Я часто психовала, уставая от монотонной бесполезной работы. И, отшвыривая надоевший котелок в сторону, обжигала руки, бурча про себя гневные ругательства. А однажды заехала себе в глаз лопатой, с остервенением копая пятнадцатую яму на дню, следствием чего послужил знатный фингал, с которым проходила неделю.

Обычно после такого всплеска эмоций учитель ничего не говорил, лишь добавлял мне новый урок — бросать камни в пространство до тех пор, пока рука не повисала жалкой плетью от бессилья и изнеможения. Очевидно, он считал мои стремления овладеть искусством супербойца — тем более в сжатые сроки — ветреными и несерьезными, в отличие от моего внутреннего настроя.

В тот момент мне было сложно понять: почему мы не можем практиковать физические упражнения каждый день, почему мы иногда внезапно останавливались и долгое время «топтались на месте», изучая никому не нужные теории.

День за днем учитель рассказывал об одном и том же: об основных элементах силата — пассанг, лангка, джуру, а также и их многочисленных сочетаниях — бунго. Казалось, что я поглощаю их на завтрак, обед и ужин, в то время как боевое применение — буах — так и не проникало в мою жизнь.

Я давно уяснила, что внешне привлекательные и даже танцевальные традиционные движения бунго, за которыми скрываются грозные боевые приемы, являются характерной чертой пенчак-силата, отличающей его от других восточных боевых искусств. Но мне хотелось уже скорее перевернуть эту страницу и перейти к следующему этапу, где характерной особенностью силата — для завершения атаки — являлось добивание противника.

Почему вместо того, чтобы скорее двигаться вперед и приобретать все больше и больше навыков, наставник отбрасывал меня назад или вовсе заставлял пребывать в молчании на протяжении нескольких недель?

О какой силе подсознания, интуиции и выдержке он говорил, когда я уже закалена, как сталь, с самых юных лет?!

И каким образом гармоничное существование может оказаться гораздо важнее в бою, чем виртуозное владение своим телом и оружием?

Мне хотелось двигаться к поставленной задаче вопреки всему и как можно быстрее, словно я была гончая и впереди у меня маячила дичь.

Ведь я и так потеряла много времени, изучая год за годом унылые монастырские практики, загружая свой мозг с утра до вечера молитвами и ретритами. И только засыпая я видела, как заношу меч возмездия над одним и тем же человеком. В этих навязчивых полуснах, порой напоминающих галлюцинации, он всегда стоял спиной — я не видела его лица, но зато остро чувствовала запах. Такой запах выделяют апокриновые железы человека в момент сильного страха — страха перед неизбежностью смерти. На протяжении долгих лет этот смрад навязчиво крутился в моих ноздрях — рефлекторно напоминая о страшном прошлом…

Я очень надеялась, что однажды мои видения станут явью. Что наступит день, когда я — подобно наркоману — сладострастно втяну ноздрями этот смрад наяву и в томительном предвкушении расплаты, обнажив свой кукри, неспешно начну приближаться к его источнику.

Тревожило лишь одно — упущение времени!

Это то, над чем ни я, ни одно живое существо было не властно…

Я переживала, что упущу момент, и все, ради чего, сжав зубы, я пропускала удары судьбы на протяжении долгого времени, вдруг в один миг станет бессмысленным!

Именно поэтому хотелось торопиться, необходимо было как можно скорее пройти этап «огня, меча и скорости».

Поднимаясь сюда, на вершину, я понимала, что обучение не будет легким и что оно должно занять время, но…

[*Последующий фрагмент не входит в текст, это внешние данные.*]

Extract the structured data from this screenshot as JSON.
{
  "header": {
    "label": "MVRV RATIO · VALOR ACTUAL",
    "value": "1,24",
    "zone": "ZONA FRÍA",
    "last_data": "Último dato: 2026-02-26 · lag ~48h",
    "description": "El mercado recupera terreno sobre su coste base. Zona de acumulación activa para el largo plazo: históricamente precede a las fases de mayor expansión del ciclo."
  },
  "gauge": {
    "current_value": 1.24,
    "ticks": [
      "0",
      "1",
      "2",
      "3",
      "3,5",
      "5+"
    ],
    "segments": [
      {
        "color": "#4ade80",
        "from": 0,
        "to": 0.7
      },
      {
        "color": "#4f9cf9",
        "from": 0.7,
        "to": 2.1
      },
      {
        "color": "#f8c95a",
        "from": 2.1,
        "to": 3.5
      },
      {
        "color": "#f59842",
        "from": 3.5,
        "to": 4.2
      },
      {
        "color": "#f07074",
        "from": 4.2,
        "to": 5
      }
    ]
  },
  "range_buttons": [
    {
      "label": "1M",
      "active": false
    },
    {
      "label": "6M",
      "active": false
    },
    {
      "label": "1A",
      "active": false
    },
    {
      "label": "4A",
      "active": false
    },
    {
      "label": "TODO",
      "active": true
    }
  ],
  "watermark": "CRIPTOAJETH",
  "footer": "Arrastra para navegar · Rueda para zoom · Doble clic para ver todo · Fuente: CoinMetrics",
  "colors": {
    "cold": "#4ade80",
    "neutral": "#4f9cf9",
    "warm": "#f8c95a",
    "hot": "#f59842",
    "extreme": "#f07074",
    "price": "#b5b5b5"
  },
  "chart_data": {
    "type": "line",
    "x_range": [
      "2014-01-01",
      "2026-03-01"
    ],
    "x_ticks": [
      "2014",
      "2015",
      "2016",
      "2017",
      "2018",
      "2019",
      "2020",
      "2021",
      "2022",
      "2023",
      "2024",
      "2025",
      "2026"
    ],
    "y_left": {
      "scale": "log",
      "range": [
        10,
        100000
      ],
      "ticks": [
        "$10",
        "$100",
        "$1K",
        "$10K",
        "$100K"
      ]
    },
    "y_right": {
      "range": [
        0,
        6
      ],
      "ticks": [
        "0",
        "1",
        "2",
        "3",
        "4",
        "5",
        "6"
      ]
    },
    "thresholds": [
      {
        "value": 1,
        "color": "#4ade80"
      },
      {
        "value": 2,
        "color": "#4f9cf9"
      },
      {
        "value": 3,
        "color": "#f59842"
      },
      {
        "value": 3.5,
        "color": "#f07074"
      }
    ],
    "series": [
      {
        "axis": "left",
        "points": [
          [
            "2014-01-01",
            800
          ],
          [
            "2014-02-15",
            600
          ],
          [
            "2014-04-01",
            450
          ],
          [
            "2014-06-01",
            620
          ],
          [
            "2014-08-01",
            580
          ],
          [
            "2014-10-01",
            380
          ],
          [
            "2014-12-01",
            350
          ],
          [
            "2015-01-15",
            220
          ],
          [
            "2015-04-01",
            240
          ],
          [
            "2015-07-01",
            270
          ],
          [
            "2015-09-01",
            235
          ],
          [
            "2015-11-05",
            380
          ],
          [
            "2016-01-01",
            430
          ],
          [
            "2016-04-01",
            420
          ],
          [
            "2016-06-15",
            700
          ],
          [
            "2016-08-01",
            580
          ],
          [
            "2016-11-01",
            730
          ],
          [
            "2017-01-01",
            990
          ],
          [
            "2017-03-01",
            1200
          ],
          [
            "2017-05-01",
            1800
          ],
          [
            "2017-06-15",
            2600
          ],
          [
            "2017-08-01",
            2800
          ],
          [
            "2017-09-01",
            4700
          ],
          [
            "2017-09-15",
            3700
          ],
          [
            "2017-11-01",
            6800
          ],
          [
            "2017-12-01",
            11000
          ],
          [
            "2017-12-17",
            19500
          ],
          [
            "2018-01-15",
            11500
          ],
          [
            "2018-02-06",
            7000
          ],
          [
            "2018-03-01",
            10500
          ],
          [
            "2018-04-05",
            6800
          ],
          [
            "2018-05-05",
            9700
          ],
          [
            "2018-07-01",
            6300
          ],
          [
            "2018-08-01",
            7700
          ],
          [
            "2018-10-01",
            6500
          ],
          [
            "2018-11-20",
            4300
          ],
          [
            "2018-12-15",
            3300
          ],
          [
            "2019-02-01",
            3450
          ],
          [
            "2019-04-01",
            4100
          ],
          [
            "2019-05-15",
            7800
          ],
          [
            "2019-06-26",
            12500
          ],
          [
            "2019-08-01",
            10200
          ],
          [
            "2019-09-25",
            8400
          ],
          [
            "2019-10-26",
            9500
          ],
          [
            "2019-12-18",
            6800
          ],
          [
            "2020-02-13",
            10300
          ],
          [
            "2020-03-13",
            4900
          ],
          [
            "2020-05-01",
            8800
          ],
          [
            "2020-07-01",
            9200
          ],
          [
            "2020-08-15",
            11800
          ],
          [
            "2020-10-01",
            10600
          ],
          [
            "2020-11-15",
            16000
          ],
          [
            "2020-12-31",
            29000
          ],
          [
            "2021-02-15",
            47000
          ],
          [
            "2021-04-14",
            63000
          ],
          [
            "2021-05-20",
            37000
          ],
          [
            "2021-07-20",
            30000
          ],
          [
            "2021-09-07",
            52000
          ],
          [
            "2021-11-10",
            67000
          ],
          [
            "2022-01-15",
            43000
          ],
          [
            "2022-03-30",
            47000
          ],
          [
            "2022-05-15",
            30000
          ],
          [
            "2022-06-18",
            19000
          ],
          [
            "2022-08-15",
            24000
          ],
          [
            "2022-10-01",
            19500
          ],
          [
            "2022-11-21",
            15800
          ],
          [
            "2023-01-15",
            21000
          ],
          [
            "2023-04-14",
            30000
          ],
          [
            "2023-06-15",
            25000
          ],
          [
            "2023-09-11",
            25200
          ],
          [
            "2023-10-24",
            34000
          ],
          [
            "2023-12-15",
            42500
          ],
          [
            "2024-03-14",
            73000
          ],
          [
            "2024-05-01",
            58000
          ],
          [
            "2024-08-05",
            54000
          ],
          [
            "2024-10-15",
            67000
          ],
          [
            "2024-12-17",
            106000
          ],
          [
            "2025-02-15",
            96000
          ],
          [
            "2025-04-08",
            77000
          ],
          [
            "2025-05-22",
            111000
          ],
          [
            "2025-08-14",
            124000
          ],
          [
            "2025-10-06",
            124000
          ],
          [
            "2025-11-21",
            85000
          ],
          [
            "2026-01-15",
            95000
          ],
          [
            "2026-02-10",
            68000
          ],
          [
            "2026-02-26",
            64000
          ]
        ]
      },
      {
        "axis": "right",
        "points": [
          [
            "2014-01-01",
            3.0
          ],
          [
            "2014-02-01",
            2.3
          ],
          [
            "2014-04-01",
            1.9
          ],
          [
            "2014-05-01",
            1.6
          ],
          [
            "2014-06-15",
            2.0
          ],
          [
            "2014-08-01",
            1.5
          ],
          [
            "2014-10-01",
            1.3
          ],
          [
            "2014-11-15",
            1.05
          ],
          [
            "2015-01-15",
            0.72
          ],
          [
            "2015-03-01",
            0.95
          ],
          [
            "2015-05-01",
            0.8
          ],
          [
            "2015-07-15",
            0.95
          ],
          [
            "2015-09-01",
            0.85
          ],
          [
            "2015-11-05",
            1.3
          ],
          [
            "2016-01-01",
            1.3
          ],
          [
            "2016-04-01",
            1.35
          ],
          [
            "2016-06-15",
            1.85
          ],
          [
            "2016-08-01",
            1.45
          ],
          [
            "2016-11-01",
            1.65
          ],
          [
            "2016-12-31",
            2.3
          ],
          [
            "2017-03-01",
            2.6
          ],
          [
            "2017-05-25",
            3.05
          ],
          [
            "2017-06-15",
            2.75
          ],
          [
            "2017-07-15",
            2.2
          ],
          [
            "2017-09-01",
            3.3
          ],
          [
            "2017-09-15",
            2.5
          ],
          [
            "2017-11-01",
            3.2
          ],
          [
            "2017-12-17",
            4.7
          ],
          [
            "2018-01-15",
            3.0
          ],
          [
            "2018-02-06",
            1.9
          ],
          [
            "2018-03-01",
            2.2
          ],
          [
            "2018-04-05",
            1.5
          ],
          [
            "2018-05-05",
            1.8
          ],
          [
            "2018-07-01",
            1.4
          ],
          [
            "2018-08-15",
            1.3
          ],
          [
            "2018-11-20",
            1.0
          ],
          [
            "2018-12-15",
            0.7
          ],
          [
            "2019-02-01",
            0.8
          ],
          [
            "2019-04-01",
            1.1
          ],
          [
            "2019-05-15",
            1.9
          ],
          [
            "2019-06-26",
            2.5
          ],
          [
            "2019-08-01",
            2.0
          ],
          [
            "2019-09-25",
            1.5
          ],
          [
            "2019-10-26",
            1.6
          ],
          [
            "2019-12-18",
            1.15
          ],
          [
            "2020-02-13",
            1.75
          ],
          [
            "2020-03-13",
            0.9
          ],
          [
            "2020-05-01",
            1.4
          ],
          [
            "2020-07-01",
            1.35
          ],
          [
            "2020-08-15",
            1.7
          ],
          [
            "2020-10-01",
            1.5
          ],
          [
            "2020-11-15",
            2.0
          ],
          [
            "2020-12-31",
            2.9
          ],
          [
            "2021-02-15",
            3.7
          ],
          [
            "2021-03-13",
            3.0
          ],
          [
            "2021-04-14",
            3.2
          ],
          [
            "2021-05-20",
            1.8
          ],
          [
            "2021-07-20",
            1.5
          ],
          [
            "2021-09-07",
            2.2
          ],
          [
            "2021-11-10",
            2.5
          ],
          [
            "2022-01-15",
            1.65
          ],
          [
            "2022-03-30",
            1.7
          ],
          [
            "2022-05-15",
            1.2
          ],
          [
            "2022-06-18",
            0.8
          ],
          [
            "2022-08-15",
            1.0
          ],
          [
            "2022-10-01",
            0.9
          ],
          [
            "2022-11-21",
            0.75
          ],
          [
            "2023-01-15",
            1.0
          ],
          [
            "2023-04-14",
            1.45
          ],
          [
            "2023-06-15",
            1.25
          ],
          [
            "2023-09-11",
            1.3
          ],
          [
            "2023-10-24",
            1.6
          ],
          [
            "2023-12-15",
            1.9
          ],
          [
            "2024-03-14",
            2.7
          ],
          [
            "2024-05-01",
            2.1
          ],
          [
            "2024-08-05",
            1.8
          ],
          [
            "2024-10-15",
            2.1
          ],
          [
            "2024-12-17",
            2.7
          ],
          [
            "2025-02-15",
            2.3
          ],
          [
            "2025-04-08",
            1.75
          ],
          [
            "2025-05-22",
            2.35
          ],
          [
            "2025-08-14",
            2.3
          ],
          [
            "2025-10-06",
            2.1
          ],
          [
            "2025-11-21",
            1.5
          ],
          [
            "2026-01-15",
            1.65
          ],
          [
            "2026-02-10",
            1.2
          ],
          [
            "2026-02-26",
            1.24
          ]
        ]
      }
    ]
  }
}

Но проживая день за днем, здесь — в этом каменном царстве, окруженном заснеженными пиками — я не понимала: к чему терять столь драгоценный ресурс, который вовсе не безграничен?

Зачем прозябать в пустых делах, если можно от рассвета до заката упражняться в навыках, которыми в совершенстве владел Сей-Ман? И которыми, я надеялась, поделится со мной, пропитав настолько, что их излишек потечет у меня из ушей.

Вот чего я ожидала и чем готова была наполниться до краев — секретами жизни воина. Я хотела, раскинув руки и запрокинув голову к небесам, впитать каждую каплю этого ценного эликсира.

Но учитель не спешил наклонять свою «лейку знаний», чтобы заполнить мой жаждущий сосуд секретным зельем. Чаще она стояла в стороне без действия, попадая под теплые солнечные лучи днем и таинственное сияние звездного неба ночью. А я все кипятила воду и бросала в пространство камни.

Это не давало мне покоя…

И, конечно, Сей-Ман замечал и чувствовал мое внутреннее негодование…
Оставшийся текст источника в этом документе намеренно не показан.